Even DeepSeek-R1 with TQ1_0 quant performed better
Lissanro@reddit
Qwen3 is MoE trained at high 16-bit precision, which makes it quite sensitive to quantization - more so than DeepSeek R1 which even though is MoE too but was trained at FP8 precision (MoE are more sensitive to quantization in general because they only use part of their parameters at a time, unlike dense models).
I cannot recommend going below IQ4 even with R1 because I notice quality degradation beyond that point (I downloaded the original FP8 version of R1 and tested few quants: IQ3, IQ4 and Q8), and for Qwen3 I would recommend at least Q6 or Q8. This is actually the main reason why I ended up not using it much beyond some testing... At Q8 it still behind R1 IQ4_K_M in many areas, including general coding, creative writing and agentic workflows, while not being much faster. So I just use R1 0528 as my daily driver.
If you are memory limited, but still have enough to run Qwen3 at Q2K, then using Qwen3 32 Q8 may be a good alternative, especially if you do programming and need the best accuracy. New Mistral Devstral 2507 24B may be another alternative to try if you are looking for a lightweight model.
smflx@reddit
I agree. R1 is better & not much slower in token generation. But, prompt processing of Qwen3 235B q4 is quite faster.
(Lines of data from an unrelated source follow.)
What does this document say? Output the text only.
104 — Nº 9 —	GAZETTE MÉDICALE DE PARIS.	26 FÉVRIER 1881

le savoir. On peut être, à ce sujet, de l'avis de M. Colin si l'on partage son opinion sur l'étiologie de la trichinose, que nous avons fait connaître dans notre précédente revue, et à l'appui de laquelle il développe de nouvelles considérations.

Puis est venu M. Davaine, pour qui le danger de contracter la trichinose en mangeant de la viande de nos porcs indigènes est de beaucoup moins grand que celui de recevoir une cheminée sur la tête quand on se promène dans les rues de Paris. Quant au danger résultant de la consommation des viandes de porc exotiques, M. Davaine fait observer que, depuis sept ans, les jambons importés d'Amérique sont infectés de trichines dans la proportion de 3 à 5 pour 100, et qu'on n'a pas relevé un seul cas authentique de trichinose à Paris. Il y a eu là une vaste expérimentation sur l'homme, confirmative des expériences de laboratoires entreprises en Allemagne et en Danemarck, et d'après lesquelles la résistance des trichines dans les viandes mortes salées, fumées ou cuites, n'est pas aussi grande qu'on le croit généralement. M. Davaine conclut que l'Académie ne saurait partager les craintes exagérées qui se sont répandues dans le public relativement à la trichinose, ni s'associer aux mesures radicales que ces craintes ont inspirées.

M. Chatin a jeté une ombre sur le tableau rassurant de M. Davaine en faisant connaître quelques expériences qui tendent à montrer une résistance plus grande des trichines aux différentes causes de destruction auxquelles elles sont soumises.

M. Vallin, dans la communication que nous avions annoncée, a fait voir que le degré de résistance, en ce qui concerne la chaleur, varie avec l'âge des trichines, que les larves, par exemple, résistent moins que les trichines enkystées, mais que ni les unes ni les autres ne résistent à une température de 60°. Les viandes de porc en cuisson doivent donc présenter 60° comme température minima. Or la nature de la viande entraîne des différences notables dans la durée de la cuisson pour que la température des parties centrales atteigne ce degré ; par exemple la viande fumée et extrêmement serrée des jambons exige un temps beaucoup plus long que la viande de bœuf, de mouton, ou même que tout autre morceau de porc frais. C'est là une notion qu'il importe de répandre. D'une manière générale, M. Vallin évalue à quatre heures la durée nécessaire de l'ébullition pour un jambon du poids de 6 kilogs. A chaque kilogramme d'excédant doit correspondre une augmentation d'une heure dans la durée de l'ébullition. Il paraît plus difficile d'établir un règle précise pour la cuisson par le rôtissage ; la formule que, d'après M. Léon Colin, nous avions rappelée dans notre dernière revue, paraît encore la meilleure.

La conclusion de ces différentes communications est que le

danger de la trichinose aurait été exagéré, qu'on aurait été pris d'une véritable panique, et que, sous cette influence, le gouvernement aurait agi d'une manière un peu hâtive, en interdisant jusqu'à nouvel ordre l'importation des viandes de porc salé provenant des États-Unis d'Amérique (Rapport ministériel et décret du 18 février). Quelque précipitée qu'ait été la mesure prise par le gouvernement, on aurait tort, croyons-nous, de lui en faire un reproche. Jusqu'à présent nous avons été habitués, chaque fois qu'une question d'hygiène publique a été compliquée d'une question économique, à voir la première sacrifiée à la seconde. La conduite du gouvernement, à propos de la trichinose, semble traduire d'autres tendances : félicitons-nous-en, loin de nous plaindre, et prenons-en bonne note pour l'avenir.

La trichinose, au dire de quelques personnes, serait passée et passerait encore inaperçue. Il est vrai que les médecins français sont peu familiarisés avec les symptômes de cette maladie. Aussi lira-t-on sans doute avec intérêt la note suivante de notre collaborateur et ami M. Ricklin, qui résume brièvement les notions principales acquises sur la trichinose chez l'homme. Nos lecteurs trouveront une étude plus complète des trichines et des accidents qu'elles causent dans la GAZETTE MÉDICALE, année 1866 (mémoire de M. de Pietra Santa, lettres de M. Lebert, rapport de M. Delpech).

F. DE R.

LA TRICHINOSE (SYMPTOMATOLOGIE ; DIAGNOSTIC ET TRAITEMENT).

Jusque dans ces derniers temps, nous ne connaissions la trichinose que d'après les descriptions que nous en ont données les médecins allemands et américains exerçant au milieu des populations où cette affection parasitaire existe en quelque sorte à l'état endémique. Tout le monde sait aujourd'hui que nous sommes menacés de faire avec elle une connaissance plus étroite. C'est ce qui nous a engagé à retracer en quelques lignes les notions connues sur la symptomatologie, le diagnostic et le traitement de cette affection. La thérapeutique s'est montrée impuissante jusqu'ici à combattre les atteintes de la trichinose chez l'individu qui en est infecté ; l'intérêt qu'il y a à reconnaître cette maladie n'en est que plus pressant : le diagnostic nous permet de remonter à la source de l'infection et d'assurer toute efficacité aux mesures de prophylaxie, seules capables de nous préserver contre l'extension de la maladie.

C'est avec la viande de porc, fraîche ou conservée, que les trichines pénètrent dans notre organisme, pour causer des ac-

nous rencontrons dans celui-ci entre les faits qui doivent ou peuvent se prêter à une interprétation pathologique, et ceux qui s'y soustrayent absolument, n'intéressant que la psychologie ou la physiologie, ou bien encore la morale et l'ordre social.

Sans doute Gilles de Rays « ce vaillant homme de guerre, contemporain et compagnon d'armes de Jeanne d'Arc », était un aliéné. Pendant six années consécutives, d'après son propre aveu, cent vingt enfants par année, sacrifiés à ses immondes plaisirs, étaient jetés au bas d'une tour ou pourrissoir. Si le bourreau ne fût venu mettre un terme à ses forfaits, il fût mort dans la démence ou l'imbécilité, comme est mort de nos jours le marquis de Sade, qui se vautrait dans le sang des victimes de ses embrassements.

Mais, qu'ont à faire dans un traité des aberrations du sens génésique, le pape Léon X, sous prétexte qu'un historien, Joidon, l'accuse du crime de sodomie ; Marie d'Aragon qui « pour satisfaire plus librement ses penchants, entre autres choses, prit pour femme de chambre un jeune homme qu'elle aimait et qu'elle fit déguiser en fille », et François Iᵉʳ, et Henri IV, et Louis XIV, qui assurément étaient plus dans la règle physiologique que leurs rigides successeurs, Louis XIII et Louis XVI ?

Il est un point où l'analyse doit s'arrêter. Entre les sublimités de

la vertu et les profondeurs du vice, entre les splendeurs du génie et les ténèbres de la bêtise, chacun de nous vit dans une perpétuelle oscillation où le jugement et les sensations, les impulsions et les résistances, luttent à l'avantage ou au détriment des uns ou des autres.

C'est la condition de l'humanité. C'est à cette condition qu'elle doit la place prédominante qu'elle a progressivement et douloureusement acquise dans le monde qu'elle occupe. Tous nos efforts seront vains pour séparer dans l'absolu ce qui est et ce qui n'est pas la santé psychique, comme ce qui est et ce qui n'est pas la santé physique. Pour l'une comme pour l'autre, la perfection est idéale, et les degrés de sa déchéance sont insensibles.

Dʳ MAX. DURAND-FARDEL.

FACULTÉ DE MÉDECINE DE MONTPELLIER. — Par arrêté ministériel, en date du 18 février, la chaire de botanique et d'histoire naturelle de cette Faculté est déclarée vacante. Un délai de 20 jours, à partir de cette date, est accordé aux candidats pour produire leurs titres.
I also tested Qwen3 235B q4 is better than Qwen3 32B Q8
Karim_acing_it@reddit
I run the IQ4_XS on 128GB DDR5 at a mere 3 tps in LM Studio, just made a post. Do you have any questions specifically? I personally couldn't witness a big increase in quality from Qwen 32B to Qwen 235B in my very initial testing, but it were most generic prompts too.
Secure_Reflection409@reddit (OP)
Awesome!
The more people we got testing this the better. Slow internet connection here so bear with me :)
a_beautiful_rhind@reddit
I can use it at Q4. Seems samey between it and exl3 3.0bpw where I can fully offload it. The API on OR gets a couple of things slightly more right but that's about all.
You're running into the MoE problem of low active params. For me around ~30b is the cutoff where models start getting decent. 235b is not quite there but almost, the other params don't necessarily make up for it. Training data between them all was similar and so you have cases where the 32b does comparably. You wonder what all that extra memory is for.
Even deepseek makes ~30b style mistakes. Truly has a lot of knowledge in those params so it's less likely. These smaller MoE don't have that luxury or as good training data. 235b has all the stem stuff but not all the intelligence. Code and conversations need the latter. They force the model to generalize.
That we're even having this conversation shows it's not a free lunch of model go fast.
Red_Redditor_Reddit@reddit
I use 2q from unsloth. It's better than the 32b, but it also uses like 6x the memory the 32b @ 4q does. The main advantage is speed. If it wasn't that, there's more bang for your RAM with other dense models.Â
Zestyclose_Yak_3174@reddit
It feels like even unsloth's Q2_K is quite decent. I do think it has more to pull from and rooted in more real world knowledge VS Qwen 3 32B, however the difference might become really noticeable when accuracy is a must: coding, classification, etc
uti24@reddit
I tried Qwen 235B at Q2_K; it's definitely not lobotomized at that point, it performed quite well in my test.
I guess it might even be better than the 32B at Q8, but that would require a deeper comparison, which I haven’t done.